В каких-то паре сотен метров отсюда можно обозреть всю бронированную мощь врага, как на ладони. Если Фюрер захлопнет крышку, то им настанет полный капец!

Встряхиваю головой так, словно этим могу выбросить из черепушки свои скачущие мысли.

Ну а теперь подумаем серьезно: Что мы должны будем делать, если враг начнет здесь свое продвижение?

Может быть: Как только стемнеет…

А нам еще нужны дрова!

Кажется, горит весь Blois, а вместе с ним и дрова для нашего котла, в которых мы безотлагательно нуждаемся.

Как же быть дальше? Пересесть ли, например, в другую машину, которая имеет канистру принайтованную к кузову? Это конечно было бы неплохой возможностью – но так не пойдет! Надо следовать старому правилу моряка: Корабль не покидают до тех пор, пока он наплаву. И, кроме того: Кто предоставил бы нам здесь добровольно место в своем транспорте?

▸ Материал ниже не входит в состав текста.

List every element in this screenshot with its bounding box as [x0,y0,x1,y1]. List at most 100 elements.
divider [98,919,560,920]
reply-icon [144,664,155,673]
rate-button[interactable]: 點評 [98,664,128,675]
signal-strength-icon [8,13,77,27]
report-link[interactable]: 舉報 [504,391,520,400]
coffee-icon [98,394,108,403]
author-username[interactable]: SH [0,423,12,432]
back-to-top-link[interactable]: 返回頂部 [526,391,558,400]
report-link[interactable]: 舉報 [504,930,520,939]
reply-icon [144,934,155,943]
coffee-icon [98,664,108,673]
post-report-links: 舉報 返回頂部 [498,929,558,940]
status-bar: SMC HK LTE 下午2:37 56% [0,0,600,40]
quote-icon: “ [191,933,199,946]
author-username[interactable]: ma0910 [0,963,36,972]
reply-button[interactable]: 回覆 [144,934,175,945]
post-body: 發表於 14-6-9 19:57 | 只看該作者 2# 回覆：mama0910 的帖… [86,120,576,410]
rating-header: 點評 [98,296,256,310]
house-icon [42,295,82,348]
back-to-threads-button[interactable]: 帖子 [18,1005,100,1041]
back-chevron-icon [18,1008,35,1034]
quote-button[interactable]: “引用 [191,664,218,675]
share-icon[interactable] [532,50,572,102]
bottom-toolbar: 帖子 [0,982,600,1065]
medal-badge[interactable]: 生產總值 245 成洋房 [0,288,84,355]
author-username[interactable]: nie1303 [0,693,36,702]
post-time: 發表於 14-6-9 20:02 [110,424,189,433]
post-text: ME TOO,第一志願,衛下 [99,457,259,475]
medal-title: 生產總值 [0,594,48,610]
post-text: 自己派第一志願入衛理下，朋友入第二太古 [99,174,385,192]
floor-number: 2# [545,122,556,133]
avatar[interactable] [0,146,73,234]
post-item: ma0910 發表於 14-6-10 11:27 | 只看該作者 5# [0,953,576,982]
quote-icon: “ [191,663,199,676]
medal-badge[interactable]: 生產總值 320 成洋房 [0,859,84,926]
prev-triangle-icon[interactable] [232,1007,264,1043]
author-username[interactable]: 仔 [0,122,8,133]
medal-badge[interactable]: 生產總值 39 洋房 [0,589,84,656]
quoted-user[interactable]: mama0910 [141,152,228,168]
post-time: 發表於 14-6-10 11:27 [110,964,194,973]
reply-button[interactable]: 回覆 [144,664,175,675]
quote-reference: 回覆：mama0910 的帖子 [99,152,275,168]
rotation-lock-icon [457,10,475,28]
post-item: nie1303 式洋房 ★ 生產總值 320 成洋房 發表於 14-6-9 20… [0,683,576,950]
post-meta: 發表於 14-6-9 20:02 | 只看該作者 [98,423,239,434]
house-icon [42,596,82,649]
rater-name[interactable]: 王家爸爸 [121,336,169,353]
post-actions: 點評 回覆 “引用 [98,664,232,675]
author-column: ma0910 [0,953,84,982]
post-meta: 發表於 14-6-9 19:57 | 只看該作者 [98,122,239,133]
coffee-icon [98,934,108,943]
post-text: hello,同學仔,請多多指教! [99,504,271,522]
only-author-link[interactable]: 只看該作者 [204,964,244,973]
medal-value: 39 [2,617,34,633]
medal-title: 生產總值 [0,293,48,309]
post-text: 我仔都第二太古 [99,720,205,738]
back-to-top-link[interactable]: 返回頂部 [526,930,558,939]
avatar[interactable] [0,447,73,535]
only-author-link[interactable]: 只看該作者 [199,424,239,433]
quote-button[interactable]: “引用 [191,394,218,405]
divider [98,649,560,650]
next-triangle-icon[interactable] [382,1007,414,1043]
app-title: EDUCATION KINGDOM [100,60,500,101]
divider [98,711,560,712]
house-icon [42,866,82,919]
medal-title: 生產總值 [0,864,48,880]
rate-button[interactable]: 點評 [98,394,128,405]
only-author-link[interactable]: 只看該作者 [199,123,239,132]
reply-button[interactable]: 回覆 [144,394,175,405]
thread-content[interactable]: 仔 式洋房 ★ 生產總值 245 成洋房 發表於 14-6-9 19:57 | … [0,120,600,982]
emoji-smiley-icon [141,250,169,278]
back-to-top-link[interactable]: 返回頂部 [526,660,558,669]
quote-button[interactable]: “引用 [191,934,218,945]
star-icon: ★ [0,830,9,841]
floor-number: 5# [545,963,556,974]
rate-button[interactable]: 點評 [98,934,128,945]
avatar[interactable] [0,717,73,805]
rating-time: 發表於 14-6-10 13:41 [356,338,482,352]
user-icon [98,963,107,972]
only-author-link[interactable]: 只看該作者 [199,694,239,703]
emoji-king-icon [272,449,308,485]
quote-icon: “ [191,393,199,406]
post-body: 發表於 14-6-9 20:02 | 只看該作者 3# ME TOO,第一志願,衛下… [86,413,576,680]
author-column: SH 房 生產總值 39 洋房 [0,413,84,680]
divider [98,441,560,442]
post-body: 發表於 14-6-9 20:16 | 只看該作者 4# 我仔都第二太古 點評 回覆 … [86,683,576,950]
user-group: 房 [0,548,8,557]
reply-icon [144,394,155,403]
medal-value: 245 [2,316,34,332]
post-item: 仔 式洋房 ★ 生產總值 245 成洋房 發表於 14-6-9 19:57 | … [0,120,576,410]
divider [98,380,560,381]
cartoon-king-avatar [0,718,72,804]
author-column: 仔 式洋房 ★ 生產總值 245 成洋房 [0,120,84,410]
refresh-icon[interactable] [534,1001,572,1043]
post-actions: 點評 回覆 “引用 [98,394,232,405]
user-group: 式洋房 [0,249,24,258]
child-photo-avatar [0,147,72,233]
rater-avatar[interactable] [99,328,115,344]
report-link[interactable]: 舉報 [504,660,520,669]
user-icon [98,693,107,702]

Эта чертова проблема дров! Всегда появляется проблема какого-либо недостатка, которая портит настроение. Трижды проклятая проблема шин – а теперь еще и проблема дров.

Если бы мы, все же, порубили те изгороди!

Отправляюсь в обратный путь к «ковчегу». А может быть, все же, повернуть лучше назад и найти объездную дорогу подальше к югу? Но двигаться в одиночку – было бы слишком рискованно. А если с группой на все готовых людей?

Когда снова оказываюсь в песчаной яме карьера, держу военный совет с двумя, а затем тремя другими водителями. Наша «боевая мощь», полагают они, слишком незначительна. Лучше на этой, пока еще наполовину безопасной дороге, остаться и подождать ночи.

Именно то, что я и думал: Никто не хочет рисковать своей задницей..

Слышу, как прибывает еще одно транспортное средство, и вижу, как оно поворачивает в низину к нашей яме. Знамена пыли взмываются ввысь.

– Проклятые сволочи! – сыпет проклятия какой-то унтер-офицер. Раздаются и другие недовольные голоса:

– Этот скот доже не видит куда прет!

И:

– Он себя, наверное, свиным хвостом возомнил – вертит куда и как хочет!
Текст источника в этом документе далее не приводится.